I hope Father’s Day was a good one for all this weekend.  Here’s the clever gift I made for my baby daddy.  I took some inspiration from something similar I saw on pinterest.

Now on to this week’s post.

I have decided to turn our little guest room SLASH office into a playroom for our daughter.  Mainly because 1.) The first thing you see now when you enter our house is a toy store.  Just a bunch of craziness to look at.   And 2.) we just don’t really ever have overnight guests that often.  Except for my mom once a year or so. (Mom, we will still have a cozy place for you when you visit 🙂 ) Anywho,  very soon our little one will have her own little pad to play in.  I’ve been looking for a few key pieces of furniture on Craigslist and at local thrift stores for the playroom.  One thing on my list was a short, round activity table.  Just a little table where she can belly up to work on a puzzle or flip through a chunky book.   I thought maybe I could find a table that I could just saw down the legs and maybe finish with a new coat of paint.  I’ve been searching for several weeks now and unfortunately keep coming up empty, so I decided to make my own.  I didn’t want to spend more than 50 dollars.  And I think I did it, with my husbands help.  He did the sawing and screwing and drilling.  I’m  sure (?) I could have done that part too (I think?) . . . but I just wanted to avoid having several “oops” moments.

Here is what I used:

  • 1 – 24 inch round table top
  • 4 – 14 inch long wooden table legs
  • 1 piece of two by four wood cut into 4 3.5 x 3.5 squares (for added height)
  • 16 – 2 inch wood screws
  • 4 – straight top plates (to screw legs into the table)
  • paint
  • sanding block
  • an electric drill thingy
  • 1 – person who knows how to saw, drill, and screw
Here’s a closer look at the straight top plates and the table leg.  The legs already have a screw in it that you can simply screw into the top plates.  Makes it a little easier when assembling.

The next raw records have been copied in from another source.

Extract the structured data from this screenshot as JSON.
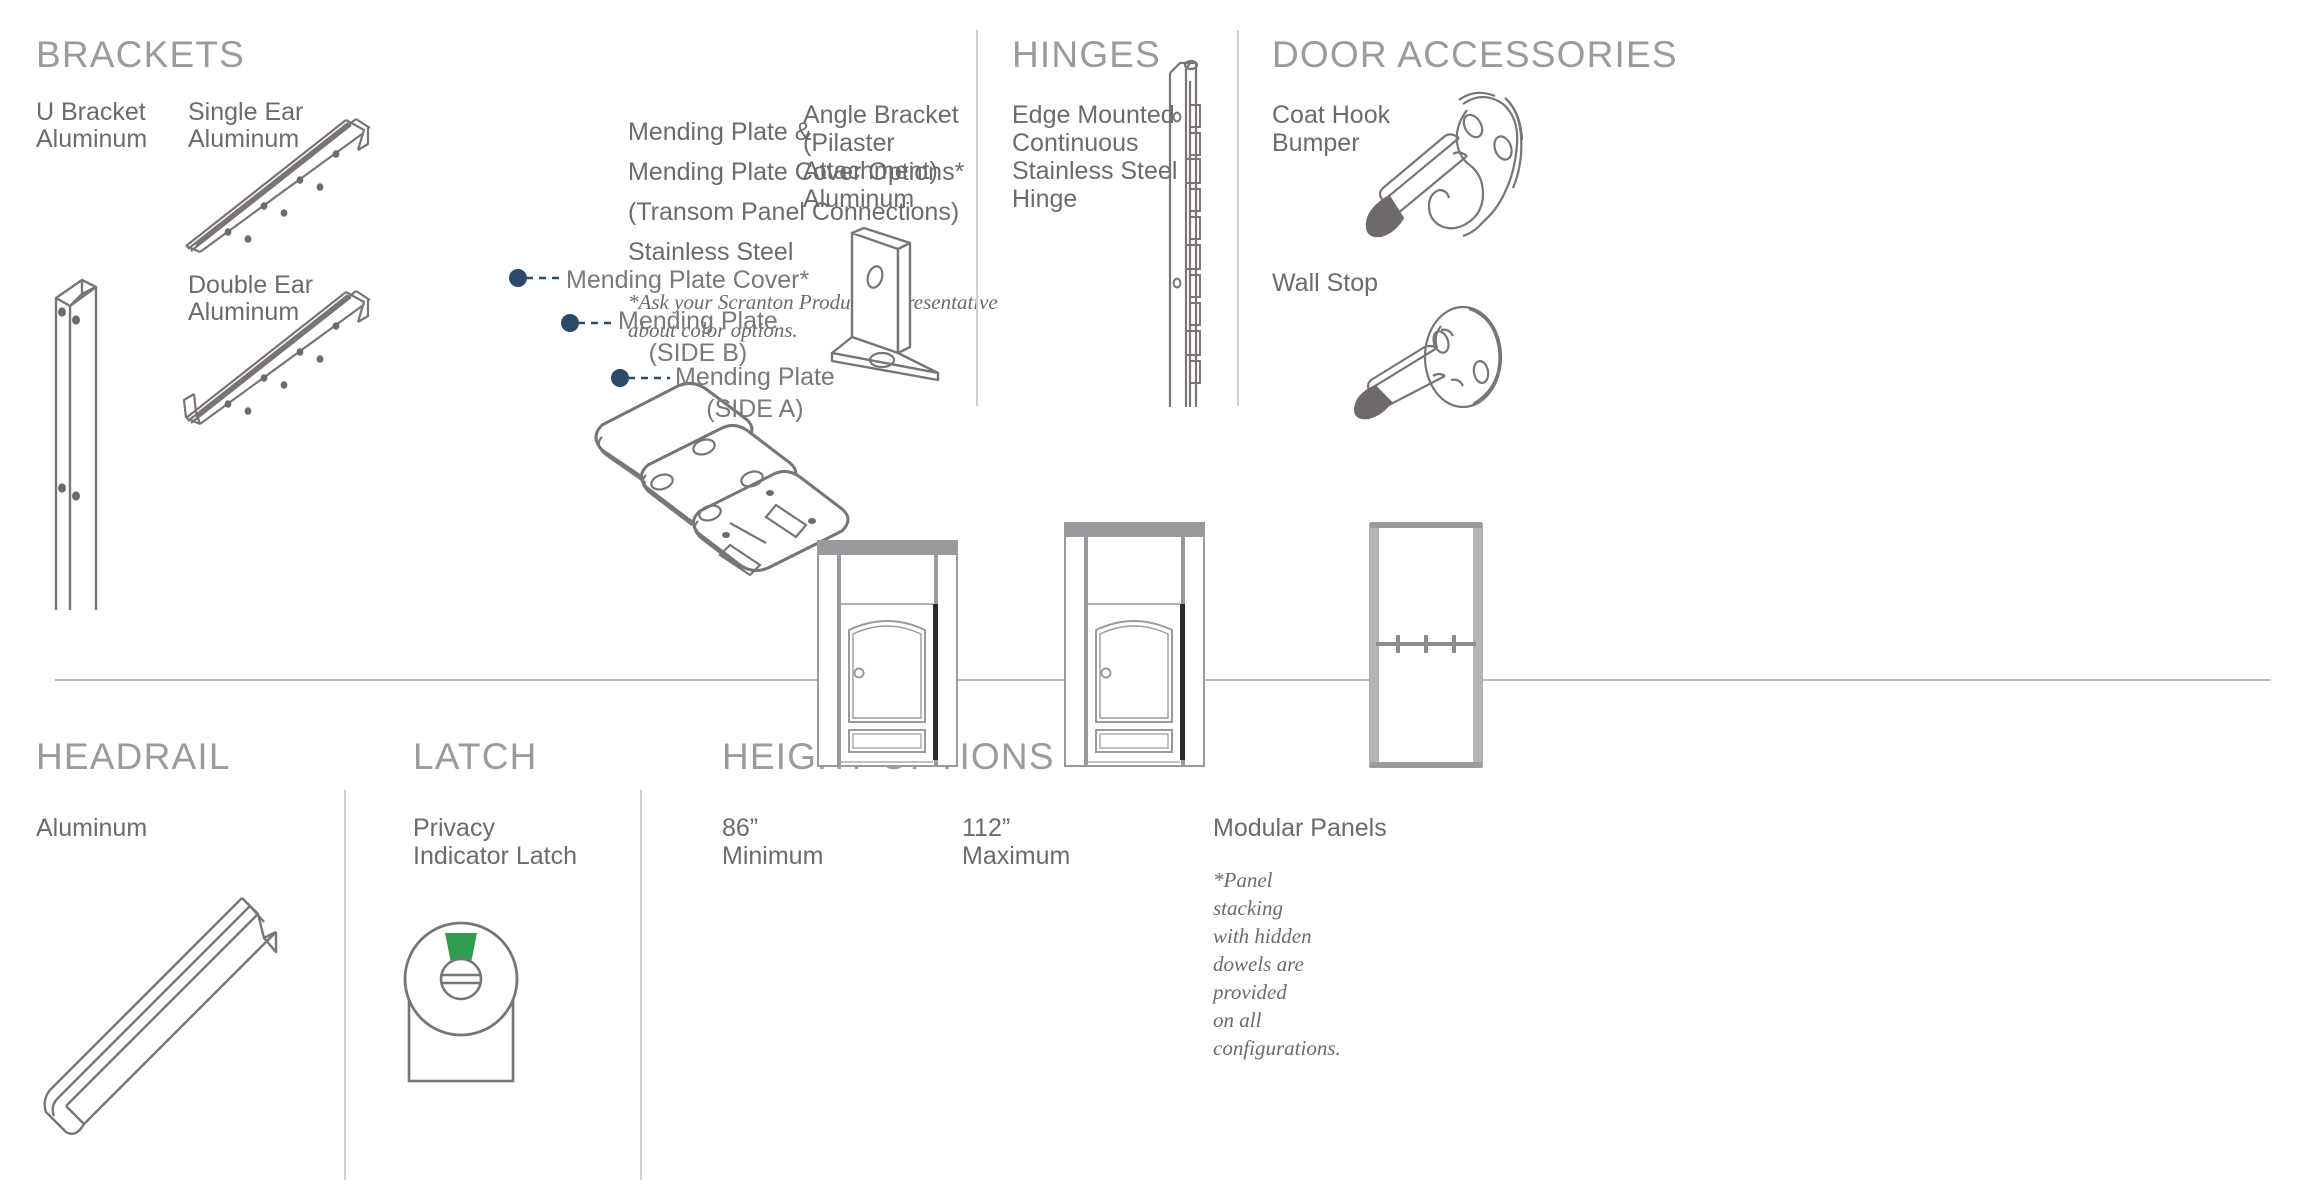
{
  "colors": {
    "heading": "#9b9b9f",
    "body": "#6e6a6a",
    "line": "#7a7474",
    "divider": "#cfcfd2",
    "callout_dot": "#2e4a6b",
    "panel_gray": "#9a9a9e",
    "latch_green": "#2f9e4f",
    "bumper_gray": "#6e6a6a"
  },
  "sections": {
    "brackets": {
      "title": "BRACKETS",
      "items": {
        "u_bracket": {
          "name": "U Bracket",
          "material": "Aluminum"
        },
        "single_ear": {
          "name": "Single Ear",
          "material": "Aluminum"
        },
        "double_ear": {
          "name": "Double Ear",
          "material": "Aluminum"
        },
        "mending_plate": {
          "line1": "Mending Plate &",
          "line2": "Mending Plate Cover Options*",
          "line3": "(Transom Panel Connections)",
          "line4": "Stainless Steel",
          "note": "*Ask your Scranton Products representative\nabout color options.",
          "callouts": [
            "Mending Plate Cover*",
            "Mending Plate\n(SIDE B)",
            "Mending Plate\n(SIDE A)"
          ]
        },
        "angle_bracket": {
          "line1": "Angle Bracket",
          "line2": "(Pilaster",
          "line3": "Attachment)",
          "line4": "Aluminum"
        }
      }
    },
    "hinges": {
      "title": "HINGES",
      "item": {
        "line1": "Edge Mounted",
        "line2": "Continuous",
        "line3": "Stainless Steel",
        "line4": "Hinge"
      }
    },
    "door_accessories": {
      "title": "DOOR ACCESSORIES",
      "coat_hook": {
        "line1": "Coat Hook",
        "line2": "Bumper"
      },
      "wall_stop": {
        "line1": "Wall Stop"
      }
    },
    "headrail": {
      "title": "HEADRAIL",
      "material": "Aluminum"
    },
    "latch": {
      "title": "LATCH",
      "line1": "Privacy",
      "line2": "Indicator Latch"
    },
    "height_options": {
      "title": "HEIGHT OPTIONS",
      "minimum": {
        "value": "86”",
        "label": "Minimum"
      },
      "maximum": {
        "value": "112”",
        "label": "Maximum"
      },
      "modular": {
        "title": "Modular Panels",
        "note": "*Panel\nstacking\nwith hidden\ndowels are\nprovided\non all\nconfigurations."
      }
    }
  }
}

Drill 4 holes to “counter sink” the wood screws into the squares.  “We” did this because “we” needed to make sure the screws were long enough to drill into the table but short enough to not drill through to the topside of the table.

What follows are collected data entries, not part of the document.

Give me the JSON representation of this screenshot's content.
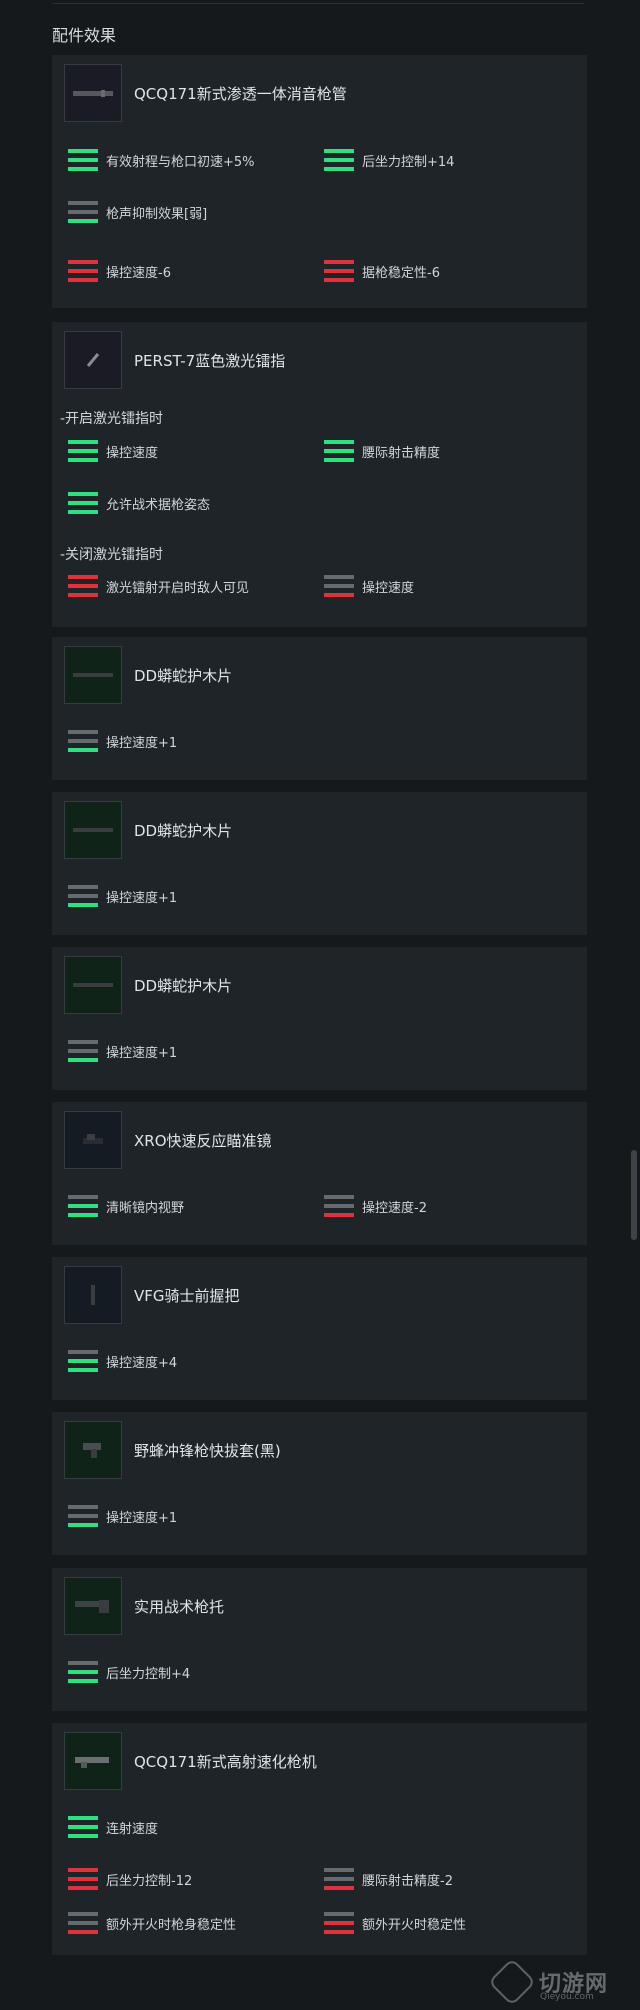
{
  "section_title": "配件效果",
  "colors": {
    "positive": "#2ee07f",
    "negative": "#e0323b",
    "neutral": "#666b70",
    "card": "#1f2428",
    "page": "#15191c"
  },
  "cards": [
    {
      "title": "QCQ171新式渗透一体消音枪管",
      "icon": "suppressor-barrel-icon",
      "stats": [
        {
          "label": "有效射程与枪口初速+5%",
          "bars": [
            "g",
            "g",
            "g"
          ]
        },
        {
          "label": "后坐力控制+14",
          "bars": [
            "g",
            "g",
            "g"
          ]
        },
        {
          "label": "枪声抑制效果[弱]",
          "bars": [
            "n",
            "n",
            "g"
          ]
        },
        {
          "label": "操控速度-6",
          "bars": [
            "r",
            "r",
            "r"
          ]
        },
        {
          "label": "据枪稳定性-6",
          "bars": [
            "r",
            "r",
            "r"
          ]
        }
      ]
    },
    {
      "title": "PERST-7蓝色激光镭指",
      "icon": "laser-pointer-icon",
      "sub1": "-开启激光镭指时",
      "sub2": "-关闭激光镭指时",
      "stats_on": [
        {
          "label": "操控速度",
          "bars": [
            "g",
            "g",
            "g"
          ]
        },
        {
          "label": "腰际射击精度",
          "bars": [
            "g",
            "g",
            "g"
          ]
        },
        {
          "label": "允许战术据枪姿态",
          "bars": [
            "g",
            "g",
            "g"
          ]
        }
      ],
      "stats_off": [
        {
          "label": "激光镭射开启时敌人可见",
          "bars": [
            "r",
            "r",
            "r"
          ]
        },
        {
          "label": "操控速度",
          "bars": [
            "n",
            "n",
            "r"
          ]
        }
      ]
    },
    {
      "title": "DD蟒蛇护木片",
      "icon": "handguard-panel-icon",
      "stats": [
        {
          "label": "操控速度+1",
          "bars": [
            "n",
            "n",
            "g"
          ]
        }
      ]
    },
    {
      "title": "DD蟒蛇护木片",
      "icon": "handguard-panel-icon",
      "stats": [
        {
          "label": "操控速度+1",
          "bars": [
            "n",
            "n",
            "g"
          ]
        }
      ]
    },
    {
      "title": "DD蟒蛇护木片",
      "icon": "handguard-panel-icon",
      "stats": [
        {
          "label": "操控速度+1",
          "bars": [
            "n",
            "n",
            "g"
          ]
        }
      ]
    },
    {
      "title": "XRO快速反应瞄准镜",
      "icon": "red-dot-sight-icon",
      "stats": [
        {
          "label": "清晰镜内视野",
          "bars": [
            "n",
            "g",
            "g"
          ]
        },
        {
          "label": "操控速度-2",
          "bars": [
            "n",
            "n",
            "r"
          ]
        }
      ]
    },
    {
      "title": "VFG骑士前握把",
      "icon": "vertical-grip-icon",
      "stats": [
        {
          "label": "操控速度+4",
          "bars": [
            "n",
            "g",
            "g"
          ]
        }
      ]
    },
    {
      "title": "野蜂冲锋枪快拔套(黑)",
      "icon": "quickdraw-holster-icon",
      "stats": [
        {
          "label": "操控速度+1",
          "bars": [
            "n",
            "n",
            "g"
          ]
        }
      ]
    },
    {
      "title": "实用战术枪托",
      "icon": "tactical-stock-icon",
      "stats": [
        {
          "label": "后坐力控制+4",
          "bars": [
            "n",
            "g",
            "g"
          ]
        }
      ]
    },
    {
      "title": "QCQ171新式高射速化枪机",
      "icon": "bolt-carrier-icon",
      "stats": [
        {
          "label": "连射速度",
          "bars": [
            "g",
            "g",
            "g"
          ]
        },
        {
          "label": "后坐力控制-12",
          "bars": [
            "r",
            "r",
            "r"
          ]
        },
        {
          "label": "腰际射击精度-2",
          "bars": [
            "n",
            "n",
            "r"
          ]
        },
        {
          "label": "额外开火时枪身稳定性",
          "bars": [
            "n",
            "n",
            "r"
          ]
        },
        {
          "label": "额外开火时稳定性",
          "bars": [
            "n",
            "r",
            "r"
          ]
        }
      ]
    }
  ],
  "watermark": {
    "text": "切游网",
    "sub": "Qieyou.com"
  }
}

Screw in the straight top plates (what a weird name for that.)

Finally (and very simply) screw in the legs.


I don’t know.  When I saw it all assembled it didn’t seem cute enough.  I know maybe adding a coat of paint would help, but I felt it needed some embellishing.  I remembered I had some trim left over from a pillow project that I worked on (but never used.)  I could somehow put this to use on the table.  I just had to figure out a way to attach the trim.

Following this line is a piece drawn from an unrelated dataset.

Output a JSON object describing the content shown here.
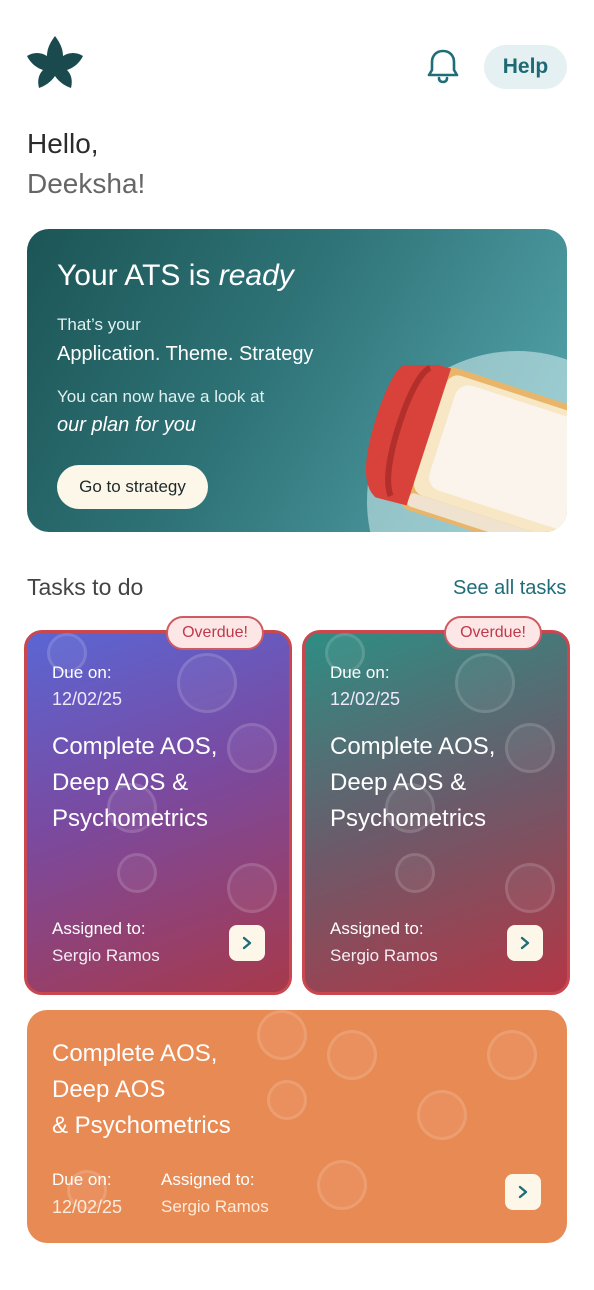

I found some cane round reed in the basket making section of the craft store. It was sturdy enough to thread through the trim loop yet somewhat pliable.  It also maintained a circle shape which was helpful.  I could simply gather the trim onto the reed and staple gun it to the underside of the table.

I don’t sew, so of course I used good ol’ iron-on adhesive to create the loop for the reed to slide through.  The fit was snug, but it worked.  PHEW!  Man I was excited about that.  I’m very much an “eye-ball it”  kinda gal, so I don’t really have measurements for you here.  This probably explains why I cannot bake worth a darn.  Here’s some pics to show you how I did it:

Aaaah.  Much better and so much cuter!

The table measures 16.5 inches tall.  Just the perfect size for my tot . . .  for a little while at least.  It’s a pretty heavy table so it doesn’t tip easily.  I know, however, that she will very shortly be standing ON TOP of that table saying “Ta Da” like she does with most things over an inch tall.  Hopefully I’ll be close by for that.  I think I will go back and glue-gun a durable ribbon over the top of the staples.  They are pretty deep, but better to have them out of sight for curious ones.

She’s pretty proud of her table.  She knows it’s made special for her, without me even making a big deal out of it.  Makes the little effort so worth it.